The WHS Act provides, in part as follows:
19 Primary duty of care
- A person conducting business or undertaking must ensure, so far as is reasonably practicable, the health and safety of—
- workers engaged, or caused to be engaged by the person; and
- workers whose activities in carrying out work are influenced or directed by the person;
while the workers are at work in the business or undertaking.
- A person conducting a business or undertaking must ensure, so far as is reasonably practicable, that the health and safety of other persons is not put at risk from work carried out as part of the conduct of the business or undertaking.
…
32 Failure to comply with health and safety duty – category 2
A person commits a category 2 offence if—
- the person has a health and safety duty; and
- the person fails to comply with that duty; and
- the failure exposes an individual to a risk of death or serious injury or
Maximum penalty – …
During 2019 both the Office of Industrial Relations, the Regulator from Workplace Health and Safety Queensland and the Prosecutor from the Office of the Work Health and Safety Prosecutor were hard at work in their respective offices preparing to sanction certain employers in the stone benchtop industry for their alleged breaches of the Work Health and Safety Act 2011 (WHS Act).

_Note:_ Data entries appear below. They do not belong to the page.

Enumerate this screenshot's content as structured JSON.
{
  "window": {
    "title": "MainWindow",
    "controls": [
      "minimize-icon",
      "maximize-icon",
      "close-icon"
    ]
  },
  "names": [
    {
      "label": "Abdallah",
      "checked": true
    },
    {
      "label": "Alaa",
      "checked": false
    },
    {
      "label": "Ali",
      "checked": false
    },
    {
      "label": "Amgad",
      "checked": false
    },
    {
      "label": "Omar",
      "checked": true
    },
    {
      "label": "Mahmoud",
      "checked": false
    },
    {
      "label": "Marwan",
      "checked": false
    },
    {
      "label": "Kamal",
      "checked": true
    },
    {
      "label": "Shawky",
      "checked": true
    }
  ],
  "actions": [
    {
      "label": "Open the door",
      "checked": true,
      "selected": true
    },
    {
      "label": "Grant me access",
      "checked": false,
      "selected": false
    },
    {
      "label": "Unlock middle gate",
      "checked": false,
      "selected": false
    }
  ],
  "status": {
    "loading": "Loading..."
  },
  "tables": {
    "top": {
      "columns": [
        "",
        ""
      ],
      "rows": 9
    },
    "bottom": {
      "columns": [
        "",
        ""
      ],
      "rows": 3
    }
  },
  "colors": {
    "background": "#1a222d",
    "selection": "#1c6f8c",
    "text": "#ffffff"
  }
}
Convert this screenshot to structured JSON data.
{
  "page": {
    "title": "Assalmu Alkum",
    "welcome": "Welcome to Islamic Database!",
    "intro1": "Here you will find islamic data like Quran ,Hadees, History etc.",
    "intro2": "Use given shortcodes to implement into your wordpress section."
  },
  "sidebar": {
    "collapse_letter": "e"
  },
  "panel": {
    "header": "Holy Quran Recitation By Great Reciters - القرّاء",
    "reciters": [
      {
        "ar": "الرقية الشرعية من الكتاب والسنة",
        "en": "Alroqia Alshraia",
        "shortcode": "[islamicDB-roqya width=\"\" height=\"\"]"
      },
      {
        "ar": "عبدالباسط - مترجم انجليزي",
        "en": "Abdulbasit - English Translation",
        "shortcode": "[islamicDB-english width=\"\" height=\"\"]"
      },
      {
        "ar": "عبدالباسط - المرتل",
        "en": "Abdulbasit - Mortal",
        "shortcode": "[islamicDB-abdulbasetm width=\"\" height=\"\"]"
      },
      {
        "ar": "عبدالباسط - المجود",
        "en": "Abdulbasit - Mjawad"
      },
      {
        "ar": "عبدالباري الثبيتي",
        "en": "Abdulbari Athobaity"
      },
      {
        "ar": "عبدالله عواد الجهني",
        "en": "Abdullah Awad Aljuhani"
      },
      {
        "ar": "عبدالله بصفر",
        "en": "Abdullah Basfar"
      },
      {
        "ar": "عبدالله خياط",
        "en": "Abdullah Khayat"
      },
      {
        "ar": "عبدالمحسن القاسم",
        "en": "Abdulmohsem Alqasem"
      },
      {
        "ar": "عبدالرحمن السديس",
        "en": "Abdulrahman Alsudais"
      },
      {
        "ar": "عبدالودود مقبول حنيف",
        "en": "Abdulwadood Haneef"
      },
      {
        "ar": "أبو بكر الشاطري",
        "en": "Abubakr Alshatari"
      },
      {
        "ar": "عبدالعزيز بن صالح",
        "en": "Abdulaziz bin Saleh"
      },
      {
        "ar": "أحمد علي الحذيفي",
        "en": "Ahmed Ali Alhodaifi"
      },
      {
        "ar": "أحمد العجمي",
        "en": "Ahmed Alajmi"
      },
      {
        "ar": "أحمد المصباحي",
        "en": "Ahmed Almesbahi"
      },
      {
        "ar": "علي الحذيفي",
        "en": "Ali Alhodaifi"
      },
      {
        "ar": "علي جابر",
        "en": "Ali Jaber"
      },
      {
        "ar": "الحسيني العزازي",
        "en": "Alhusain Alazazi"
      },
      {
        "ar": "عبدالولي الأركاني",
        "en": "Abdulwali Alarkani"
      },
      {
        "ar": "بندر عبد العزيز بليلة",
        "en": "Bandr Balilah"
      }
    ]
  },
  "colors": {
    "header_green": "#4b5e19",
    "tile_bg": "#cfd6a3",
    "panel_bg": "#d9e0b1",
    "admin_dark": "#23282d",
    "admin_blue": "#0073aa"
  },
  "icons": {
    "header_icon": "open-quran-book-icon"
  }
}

Under sections 154 and 155(2) of the WHS Act, inspectors are empowered to issue notices requiring employers to give (within three business days) information and produce documents to the Regulator to assist with the enforcement of the WHS Act. Failure to comply with the Notice can result in a substantial fine.
The recent case of Guilfoyle v Niepe Constructions considered these matters.
In Niepe Constructions, the complaint and summons were struck out, without liberty to replead the case, due to the case commencing outside the prescribed limitation period. The complaint was pleaded briefly and supported by another document, described as a Statement of Facts. Magistrate G. Lee said, after referring to a decision by the President of the Industrial Court, at [80]:
… Essentially, a defendant is entitled to be told not only the legal nature of the offence but also of the particular act, matter or thing alleged; a charge must “at least” condescend identifying the essential factual ingredients; and that to be competent, a complaint should contain sufficient identification of the acts or omissions the subject of the charge.
Magistrate G. Lee found at [39] that the Prosecutor from the Office of the Work Health and Safety had adopted a materially different format to his Complaint and Summons than that used previously because now it merely recited the provisions of the statute and provided no factual ingredients except for date and place.
We understand an appeal of the decision in Guilfoyle v Niepe Constructions is underway.